Windows Events

Windows

✓

query_mode

enum

Channels

Querying mode to use. Valid values are Channels and XML. When set to Channels, choose from a list of preconfigured channels to collect from. When set to XML, specify channels and event filtering using an XML QueryList to target specific events.

system_event_input

bool

true

Enable the System event channel.

app_event_input

bool

true

Enable the Application event channel.

security_event_input

bool

true

Enable the Security event channel.

forwarded_events_input

bool

false

Enable the ForwardedEvents channel.

powershell_event_input

bool

false

Enable the Windows PowerShell event channel.

sysmon_input_channel

bool

false

Enable the Microsoft-Windows-Sysmon/Operational channel.

dns_server_event_input

bool

false

Enable the Microsoft-Windows-DNSServer/Operational channel.

mssql_event_input

bool

false

Collect Microsoft SQL Server events from the Application channel. Captures events from the Database Engine, SQL Agent, Analysis Services, Reporting Services, Integration Services, and Full-Text Filter Daemon for the configured instances.

mssql_instance_name

strings

MSSQLSERVER

The SQL Server instance names to collect events from.

custom_channels

strings

Custom channels to read events from.

query

xml

XML QueryList used to filter events being processed.

start_at

enum

end

Start reading logs from beginning or end.

collection_mode

enum

Streaming

Collection mode to use. When set to Streaming, the source streams events as they arrive. When set to Polling, the source polls for new events at a fixed interval.

polling_interval

float

5

The interval (seconds) at which the channel is checked for new log entries.

wait_timeout

float

5

Maximum duration (seconds) to wait for new events before performing a safety-net poll.

raw_logs

bool

true

When enabled, the XML log is not parsed into a structure but instead saved to the log body.

event_data_format

enum

map

Sets the format used to express Event Data in the parsed log body. Options are 'map' or 'array'. Only exposed if raw_logs is false.

suppress_rendering_info

bool

true

When this is enabled, the source will not attempt to resolve rendering info.
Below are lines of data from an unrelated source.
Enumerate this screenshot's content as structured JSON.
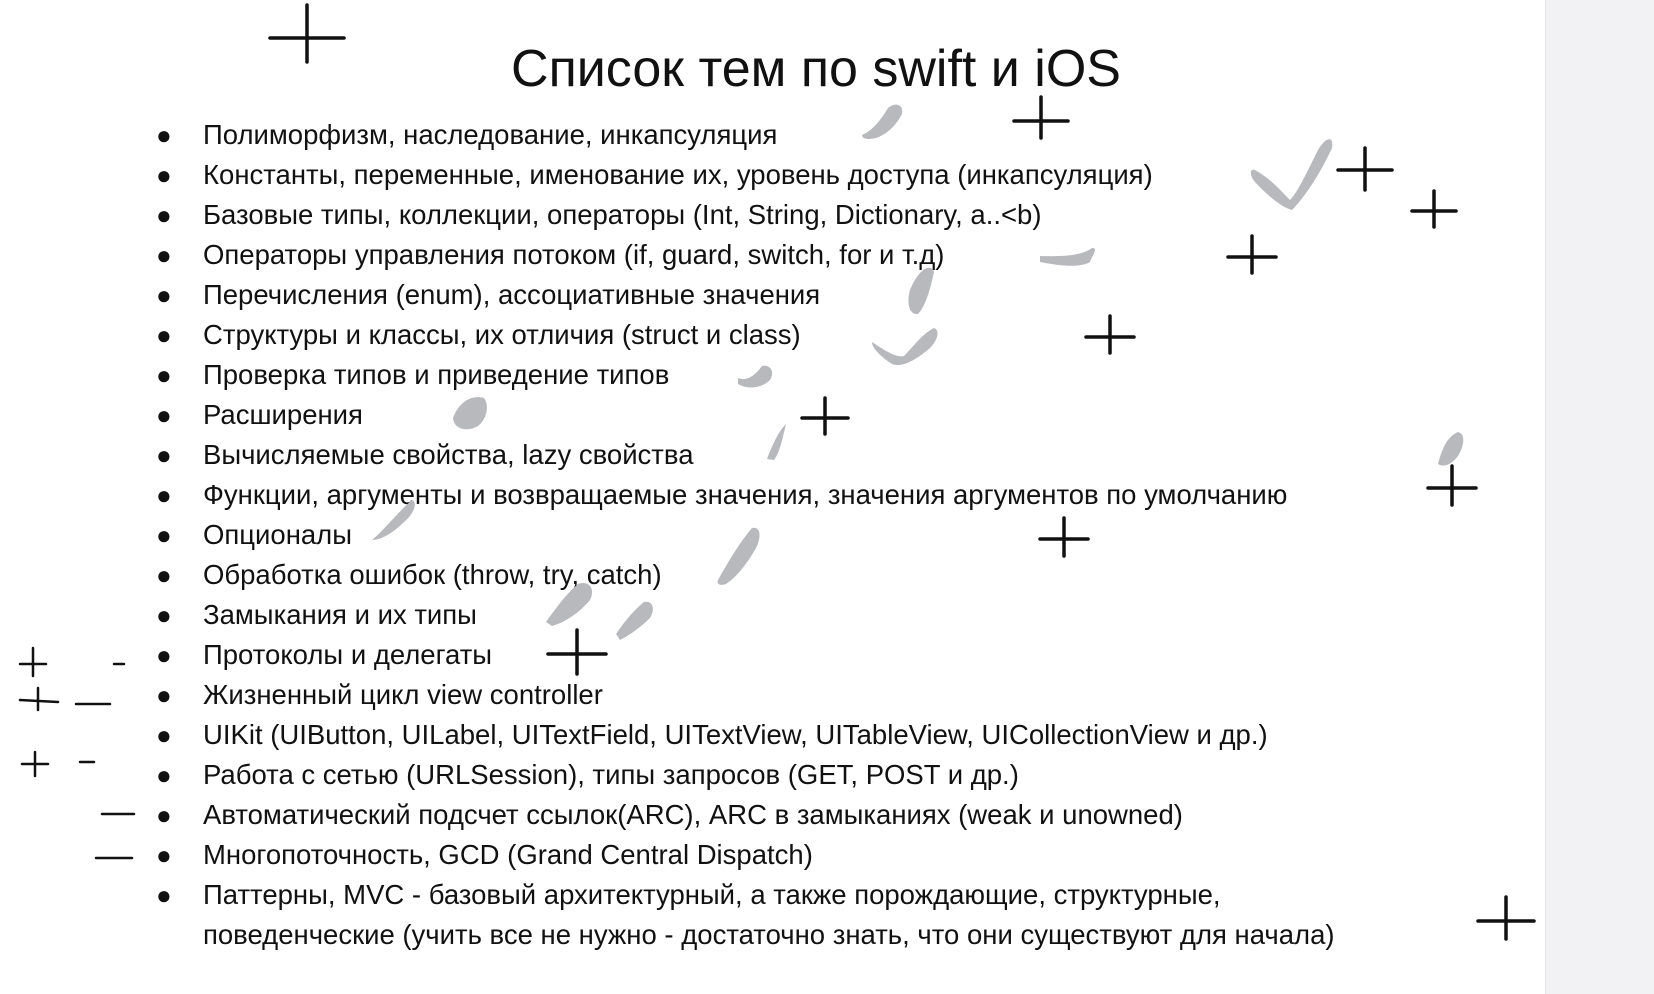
{
  "title": "Список тем по swift и iOS",
  "bullet_glyph": "●",
  "topics": [
    "Полиморфизм, наследование, инкапсуляция",
    "Константы, переменные, именование их, уровень доступа (инкапсуляция)",
    "Базовые типы, коллекции, операторы (Int, String, Dictionary, a..<b)",
    "Операторы управления потоком (if, guard, switch, for и т.д)",
    "Перечисления (enum), ассоциативные значения",
    "Структуры и классы, их отличия (struct и class)",
    "Проверка типов и приведение типов",
    "Расширения",
    "Вычисляемые свойства, lazy свойства",
    "Функции, аргументы и возвращаемые значения, значения аргументов по умолчанию",
    "Опционалы",
    "Обработка ошибок (throw, try, catch)",
    "Замыкания и их типы",
    "Протоколы и делегаты",
    "Жизненный цикл view controller",
    "UIKit (UIButton, UILabel, UITextField, UITextView, UITableView, UICollectionView  и др.)",
    "Работа с сетью (URLSession), типы запросов (GET, POST и др.)",
    "Автоматический подсчет ссылок(ARC), ARC в замыканиях (weak и unowned)",
    "Многопоточность, GCD (Grand Central Dispatch)",
    "Паттерны, MVC - базовый архитектурный, а также порождающие, структурные,",
    "поведенческие (учить все не нужно - достаточно знать, что они существуют для начала)"
  ],
  "colors": {
    "text": "#111111",
    "check_marks": "#b8b9bd",
    "plus_marks": "#111111",
    "gutter": "#f2f2f4"
  }
}
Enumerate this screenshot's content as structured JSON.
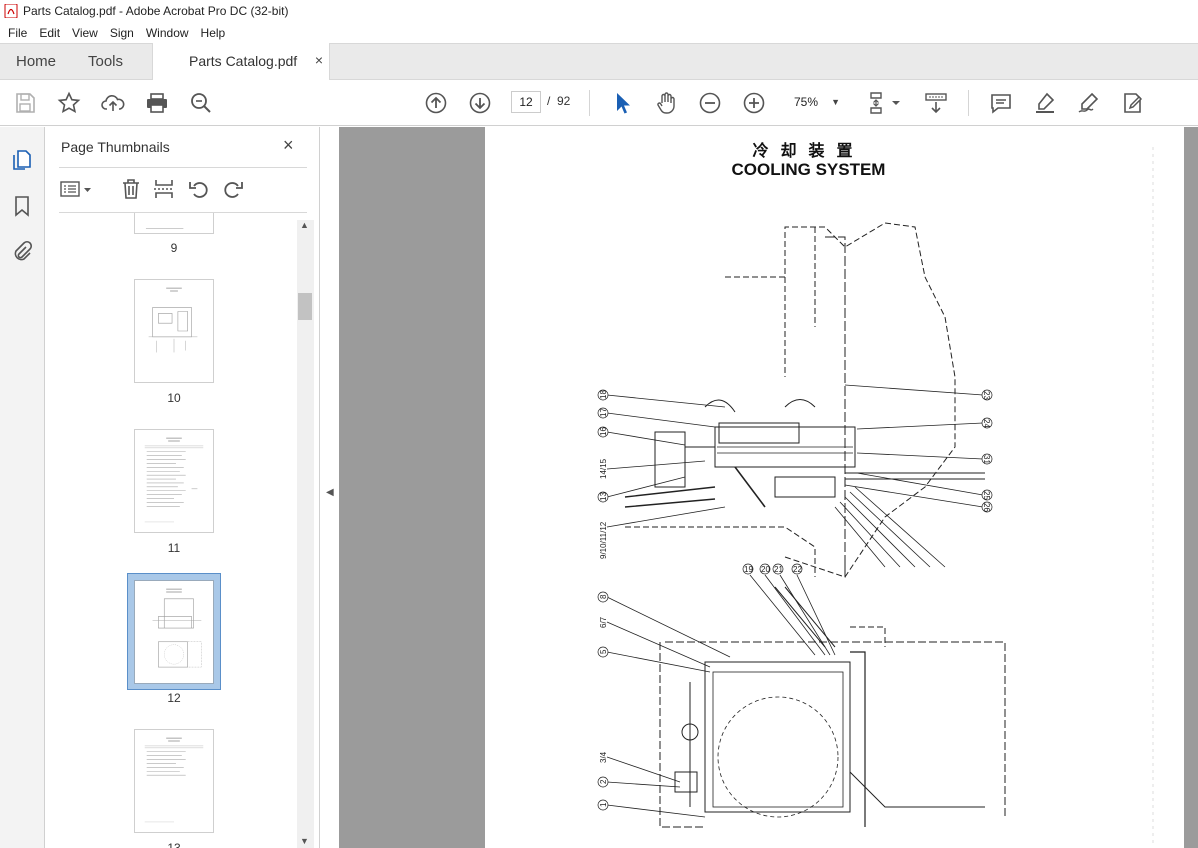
{
  "window": {
    "title": "Parts Catalog.pdf - Adobe Acrobat Pro DC (32-bit)"
  },
  "menu": [
    "File",
    "Edit",
    "View",
    "Sign",
    "Window",
    "Help"
  ],
  "tabs": {
    "home": "Home",
    "tools": "Tools",
    "document": "Parts Catalog.pdf",
    "close": "×"
  },
  "toolbar": {
    "current_page": "12",
    "page_separator": "/",
    "total_pages": "92",
    "zoom": "75%",
    "icons": [
      "save-icon",
      "bookmark-star-icon",
      "upload-icon",
      "print-icon",
      "search-zoom-icon",
      "page-up-icon",
      "page-down-icon",
      "select-cursor-icon",
      "hand-icon",
      "zoom-out-icon",
      "zoom-in-icon",
      "page-fit-icon",
      "scroll-mode-icon",
      "comment-icon",
      "highlight-icon",
      "sign-icon",
      "edit-pdf-icon"
    ]
  },
  "left_rail": {
    "icons": [
      "page-thumbnails-icon",
      "bookmarks-icon",
      "attachments-icon"
    ]
  },
  "thumbnail_panel": {
    "title": "Page Thumbnails",
    "close": "×",
    "thumbnails": [
      {
        "label": "9",
        "selected": false
      },
      {
        "label": "10",
        "selected": false
      },
      {
        "label": "11",
        "selected": false
      },
      {
        "label": "12",
        "selected": true
      },
      {
        "label": "13",
        "selected": false
      }
    ]
  },
  "document": {
    "heading_cn": "冷却装置",
    "heading_en": "COOLING SYSTEM",
    "callouts_upper_left": [
      "18",
      "17",
      "16",
      "14/15",
      "13",
      "9/10/11/12"
    ],
    "callouts_upper_right": [
      "23",
      "24",
      "31",
      "25",
      "26"
    ],
    "callouts_lower": [
      "19",
      "20",
      "21",
      "22",
      "8",
      "6/7",
      "5",
      "3/4",
      "2",
      "1"
    ]
  }
}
This can improve performance but comes at a cost of losing some details in the event log.

include_log_record_original

bool

true

When enabled, the original log record is included in the log body.

ignore_channel_errors

bool

true

When enabled, prevents shutdown of collector when failing to open channels, and instead logs a warning.

enable_file_offset_storage

bool

true

When enabled, the current position in the Windows Events will be saved to disk, and reading will resume from where it left off after a collector restart.

offset_storage_directory

string

${OIQ_OTEL_COLLECTOR_HOME}/storage

The directory that the offset storage file will be created in.

enable_retry_on_failure

bool

true

Attempt to resend telemetry data that has failed to be transmitted to the destination.

retry_on_failure_initial_interval

int

1

Time (in seconds) to wait after the first failure before retrying.

retry_on_failure_max_interval

int

30

The upper bound (in seconds) on backoff.

retry_on_failure_max_elapsed_time

int

300

The maximum amount of time (in seconds) spent trying to send a batch, used to avoid a never-ending retry loop.

resolve_sids.enabled

bool

false

Enable Security Identifier (SID) resolution. When enabled, SID values in event logs (e.g., S-1-5-18) are resolved to human-readable account names (e.g., NT AUTHORITY\SYSTEM)

resolve_sids.cache_size

uint

10000

Maximum number of resolved SIDs to cache. Increase for environments with many unique accounts.

resolve_sids.cache_ttl

duration

15m

How long resolved SID entries are cached before re-lookup. Lower values detect account changes faster; higher values reduce API calls.